Kebanyakan mikroorganisme pathogen penyebab diare disebarluaskan lewat jalur fekal-


oral melalui makanan atau air yang terkontaminasi atau ditularkan antar manusia dengan kontak
yang erat (mis ; pada tempat penitipan anak ). Kurangnya air bersih, tinggal berdesakan, hygiene
yang buruk, kurang gizi, sanitasi yang jelek merupakan faktor resiko utama, khususnya untuk
terjangkit infeksi bakteri atau parasit yuang patogen. Peningkatan insiden dan beratnya penyakit
diare pada ayi juga berhubungan dengan peruahan yang spesifik sesuai usia pada kerentangan
terhadap mikroorganisme pathogen. Sitem kekebalan bayi belum pernah terpajan dengan banyak
mikrooganisme pathogen sehingga tidak memiliki anti bady pelindung yang didapat. (Wong,
2008)

Mikroorganisme seperti bakteri, virus dan protozoadapat menyebabkan diare. Eschericia


coli enterotoksigenic, Shigella sp, Campylobacterjejuni,dan Cryptosporidium spmerupakan
mikroorganisme tersering penyebab diare pada anak.Virus atau bakteri dapat masuk ke dalam
tubuh bersama makanan dan minuman. Virus atau bakteri tersebut akan sampai ke sel–sel epitel
usus halus dan akan menyebabkan infeksi, sehingga dapat merusak sel-sel epitel tersebut. Sel–sel
epitel yang rusak akan digantikan oleh sel-sel epitel yang belum matang sehingga fungsi sel–sel
ini masih belum optimal. Selanjutnya,vili–vili usus halus mengalami atrofi yang mengakibatkan
tidak terserapnya cairan dan makanan dengan baik. Cairan dan makanan yang tidak terserap akan
terkumpul di usus halus dan tekanan osmotik usus akan meningkat.

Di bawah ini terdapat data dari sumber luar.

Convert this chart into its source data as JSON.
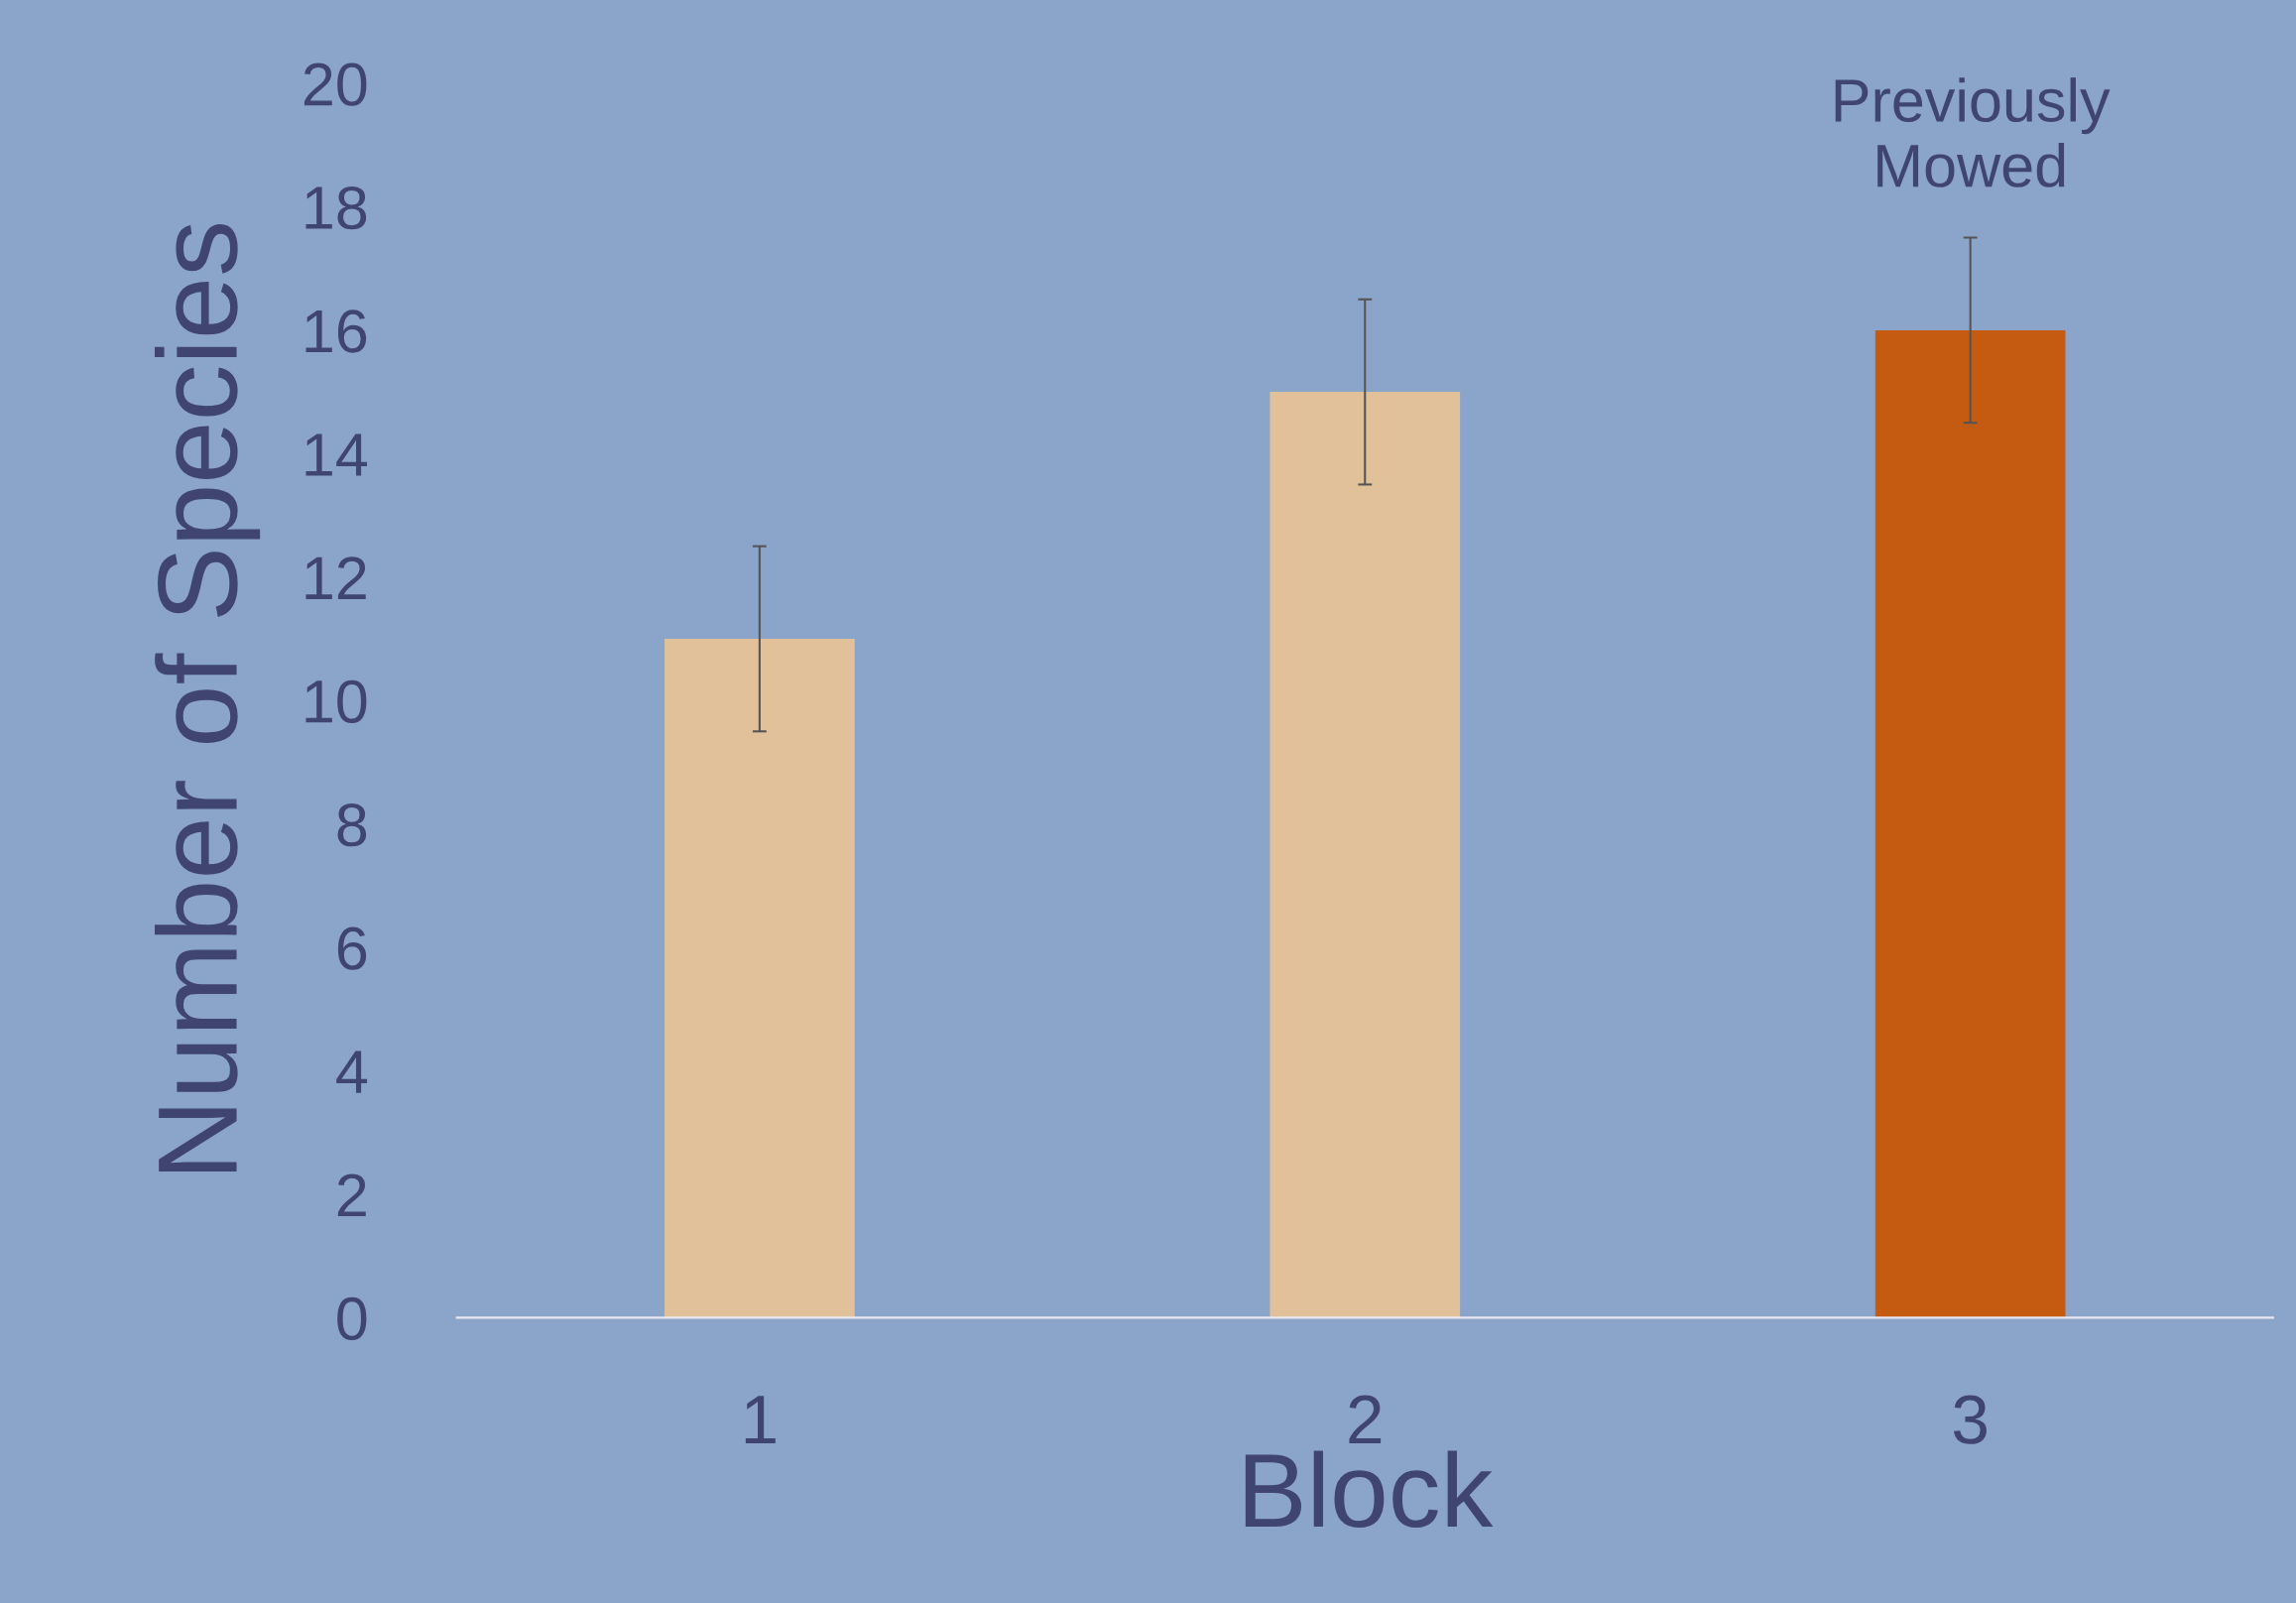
{
  "chart_data": {
    "type": "bar",
    "xlabel": "Block",
    "ylabel": "Number of Species",
    "categories": [
      "1",
      "2",
      "3"
    ],
    "values": [
      11,
      15,
      16
    ],
    "colors": [
      "#e0c199",
      "#e0c199",
      "#c55a11"
    ],
    "errors": [
      1.5,
      1.5,
      1.5
    ],
    "ylim": [
      0,
      20
    ],
    "yticks": [
      0,
      2,
      4,
      6,
      8,
      10,
      12,
      14,
      16,
      18,
      20
    ],
    "grid": false,
    "legend": false,
    "annotations": [
      {
        "text": "Previously\nMowed",
        "x": "3",
        "y": 16
      }
    ]
  }
}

Hal ini menyebabkan banyak
cairan ditarik ke dalam lumen usus. Cairan dan makanan yang tidak diserap tadi akan terdorong
keluar melalui anus dan terjadilah diare.

C. MANIFESTASI KLINIS

Manifestasi klinis pada diare yaitu mula-mula anak balita menjadi cengeng, gelisah
demam, dan tidak nafsu makan. Tinja akan menjadi cair dan dapat disertai lendir ataupun darah.
Warna tinja dapat berubah menjadi kehijau-hijauan karena tercampur dengan empedu. Frekuensi
defekasi yang meningkat menyebabkan anus dan daerah sekitarnya menjadi lecet. Tinja semakin
lama semakin asam akibat banyaknya asam laktat yang berasal dari laktosa yang tidak dapat
diabsorbsi usus selama diare. Gejala muntah dapat ditemukan sebelum atau sesudah diare Muntah
dapat disebabkan oleh lambung yang meradang atau gangguan keseimbangan asam-basa dan
elektrolit. Anak-anak adalah kelompok usia rentan terhadap diare. Insiden tertinggi pada kelompok
usia di bawah dua tahun dan menurun dengan bertambahnya usia (Utami & Luthfiana, 2016).

D. PATOFISIOLOGI

Faktor–faktor yang mempengaruhi kejadian diare pada anak ada tiga.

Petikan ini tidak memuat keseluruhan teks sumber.